Yes, you can. In Finland they do it. Helping employees to stay fit is an investment. Really? Experts have measured and concluded that the money spent by businesses for their employees’ health and wellbeing come back at a 6 fold rate. Such expenses are gym vouchers, saunas and workout facilities at their premises. Employees can get fitter and healthier. This improves their productivity, decreases sick days and boosts the psychology in the office.
The case is the same in Finnish schools too. Not only the teachers urge pupils to spend time outdoors, playing (yup, in winter temperatures too), but they also plan to abolish desks from classrooms too. Learning and socializing may be even more fun (and healthy) when done on a constant movement: from the floor to the windows to see nature or the walls to write and draw. Cool!
What is all the fuzz about Nordic walking?
It all started in Finland in the 60s, by visionary physical education teacher Leena Jääskeläinen. She introduced walking with ski poles as an activity in her lessons at school. Then this took off and became part of the curriculum. Nordic walking (although originating solely from Finland) is actually walking with the help of ski poles. No need for snow. You can do it while walking on the ground or the street. It works. And it can work wonders as you burn way more calories versus traditional walking and it is also better for the muscles. It trains almost all parts of the body while protecting them from injuries.
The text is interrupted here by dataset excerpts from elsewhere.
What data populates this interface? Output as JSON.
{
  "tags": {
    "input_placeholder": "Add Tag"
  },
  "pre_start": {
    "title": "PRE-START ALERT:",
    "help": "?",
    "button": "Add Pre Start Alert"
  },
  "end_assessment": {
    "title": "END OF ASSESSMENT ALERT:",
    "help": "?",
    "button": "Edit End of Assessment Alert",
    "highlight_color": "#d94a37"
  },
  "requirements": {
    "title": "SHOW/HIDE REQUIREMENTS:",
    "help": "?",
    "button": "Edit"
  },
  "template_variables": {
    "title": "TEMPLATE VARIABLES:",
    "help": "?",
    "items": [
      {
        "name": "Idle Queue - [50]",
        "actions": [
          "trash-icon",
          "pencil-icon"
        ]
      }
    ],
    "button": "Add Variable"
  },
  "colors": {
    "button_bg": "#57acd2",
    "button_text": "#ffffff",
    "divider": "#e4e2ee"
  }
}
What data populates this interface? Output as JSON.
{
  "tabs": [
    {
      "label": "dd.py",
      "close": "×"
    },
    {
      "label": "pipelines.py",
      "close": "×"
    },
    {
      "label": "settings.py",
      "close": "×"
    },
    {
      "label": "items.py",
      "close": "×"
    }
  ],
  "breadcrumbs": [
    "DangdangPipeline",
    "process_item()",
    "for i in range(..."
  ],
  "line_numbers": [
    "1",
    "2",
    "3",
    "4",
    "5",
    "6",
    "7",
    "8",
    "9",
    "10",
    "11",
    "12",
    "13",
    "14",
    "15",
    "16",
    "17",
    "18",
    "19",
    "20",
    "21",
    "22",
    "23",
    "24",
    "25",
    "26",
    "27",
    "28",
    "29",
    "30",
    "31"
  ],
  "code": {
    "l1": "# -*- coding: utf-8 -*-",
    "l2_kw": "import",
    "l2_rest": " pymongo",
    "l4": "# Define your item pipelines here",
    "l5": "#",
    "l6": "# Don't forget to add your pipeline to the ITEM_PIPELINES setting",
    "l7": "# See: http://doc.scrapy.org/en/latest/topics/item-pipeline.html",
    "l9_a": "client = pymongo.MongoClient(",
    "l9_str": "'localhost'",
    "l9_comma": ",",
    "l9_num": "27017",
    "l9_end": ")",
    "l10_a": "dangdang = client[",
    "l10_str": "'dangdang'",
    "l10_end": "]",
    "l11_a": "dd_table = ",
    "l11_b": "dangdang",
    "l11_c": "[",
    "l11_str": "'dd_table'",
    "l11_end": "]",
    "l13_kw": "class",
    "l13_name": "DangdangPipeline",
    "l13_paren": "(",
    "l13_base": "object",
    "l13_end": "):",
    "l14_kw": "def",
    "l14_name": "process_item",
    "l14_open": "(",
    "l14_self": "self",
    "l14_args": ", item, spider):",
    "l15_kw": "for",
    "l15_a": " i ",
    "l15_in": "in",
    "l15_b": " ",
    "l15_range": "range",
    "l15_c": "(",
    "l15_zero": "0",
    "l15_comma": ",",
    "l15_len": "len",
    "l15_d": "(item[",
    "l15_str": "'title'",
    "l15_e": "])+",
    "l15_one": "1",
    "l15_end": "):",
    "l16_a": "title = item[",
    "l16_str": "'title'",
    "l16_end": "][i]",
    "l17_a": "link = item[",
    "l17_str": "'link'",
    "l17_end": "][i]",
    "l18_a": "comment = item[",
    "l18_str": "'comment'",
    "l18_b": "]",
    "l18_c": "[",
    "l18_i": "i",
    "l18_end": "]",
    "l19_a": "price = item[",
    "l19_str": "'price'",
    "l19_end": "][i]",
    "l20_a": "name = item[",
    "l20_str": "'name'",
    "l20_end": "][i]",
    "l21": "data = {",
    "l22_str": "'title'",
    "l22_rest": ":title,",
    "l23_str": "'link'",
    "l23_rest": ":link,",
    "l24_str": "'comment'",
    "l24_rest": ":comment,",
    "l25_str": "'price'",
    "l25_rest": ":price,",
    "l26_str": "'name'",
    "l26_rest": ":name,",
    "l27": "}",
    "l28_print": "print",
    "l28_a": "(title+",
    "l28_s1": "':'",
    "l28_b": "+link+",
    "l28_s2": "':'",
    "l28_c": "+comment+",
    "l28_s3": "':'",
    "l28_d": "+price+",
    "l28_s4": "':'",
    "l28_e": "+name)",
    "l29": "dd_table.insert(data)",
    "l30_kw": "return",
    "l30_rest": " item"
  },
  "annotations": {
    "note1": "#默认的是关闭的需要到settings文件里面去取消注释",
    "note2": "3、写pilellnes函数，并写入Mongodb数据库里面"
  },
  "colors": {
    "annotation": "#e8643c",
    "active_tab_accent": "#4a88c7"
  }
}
Plus, your walking speed increases substantially and it’s fun!
Top-5 fit tips from Finland
- Don’t diet. Your nutrition must be balanced. Look at the Finns’ traditional diet: vegetables, meat, fish. Oh, berries (of all kinds) and mushrooms too.
- Enjoy exercise. Like with Nordic walking. It is fun and there are clubs and associations all around the world.
- Good sleep. Although the Finns drink too much coffee, they prioritize a good night’s sleep. They actually are among the three countries that sleep the most in the world! Good for the brain cells too.
- Be in nature. The more you are in nature, the more physical you get. Don’t limit your workout in a gym.
- Prioritize health and fitness. You read what happened when they said “enough is enough with the Finns’ bad health”. They prioritized and changed it. Do it too!